- La légalisation du cannabis est un processus qui avance à un rythme lent. Plusieurs régions aux États-Unis se sont ajoutées à une dépénalisation progressive, mais il semble que dans d’autres pays développés comme en Espagne la règlementation du cannabis n’est pas une option à court-terme.
- Même si la législation actuelle permet l'auto-culture pour un usage privé, la Loi sur la sécurité publique, déjà très controversée, impose des sanctions économiques sévères sans précédent aux consommateurs espagnols.
L'Espagne est un pays de traditions. C'est une caractéristique pouvant apporter des résultats positifs pour certaines choses et, dans d'autres cas, un obstacle au progrès. Le cas du cannabis est similaire, mais il semble que la situation a régressé au cours des dernières années.
Aujourd'hui, le cannabis est illégal en Espagne, mais l'auto-culture est autorisée pour un usage privé.
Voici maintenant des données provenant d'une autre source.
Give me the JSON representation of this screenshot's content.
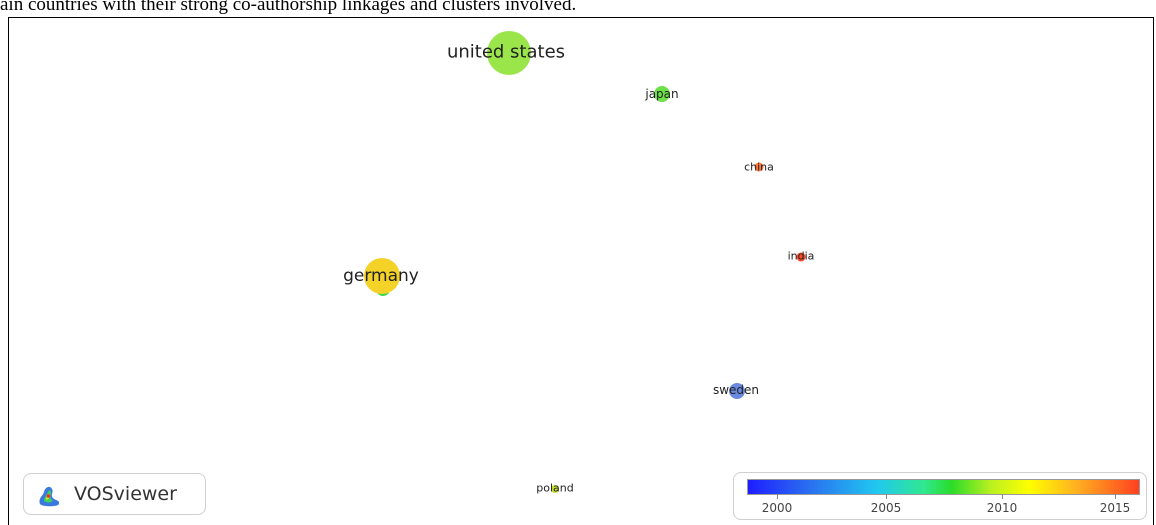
{
  "caption": "ain countries with their strong co-authorship linkages and clusters involved.",
  "nodes": [
    {
      "name": "united states",
      "label": "united states",
      "color": "#9ae64a"
    },
    {
      "name": "japan",
      "label": "japan",
      "color": "#6ee04a"
    },
    {
      "name": "china",
      "label": "china",
      "color": "#ff7a3a"
    },
    {
      "name": "india",
      "label": "india",
      "color": "#ff4a2a"
    },
    {
      "name": "germany",
      "label": "germany",
      "color": "#f4d228"
    },
    {
      "name": "sweden",
      "label": "sweden",
      "color": "#6a8ae0"
    },
    {
      "name": "poland",
      "label": "poland",
      "color": "#c8e030"
    }
  ],
  "logo": {
    "text": "VOSviewer"
  },
  "legend": {
    "ticks": [
      "2000",
      "2005",
      "2010",
      "2015"
    ],
    "colors": [
      "#1e1eff",
      "#20c8f0",
      "#2adc2a",
      "#ffff00",
      "#ff4020"
    ]
  }
}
Jusqu'en Mars de l'année dernière, la consommation et la possession du cannabis étaient régies par la Loi sur la sécurité publique de 1992, aussi connue sous le nom « loi Corcuera », portant le nom du ministre qui a incité sa promulgation. Cette loi interdisait la consommation publique de cannabis, mais ne régulait pas sa culture à l'intérieur des domiciles.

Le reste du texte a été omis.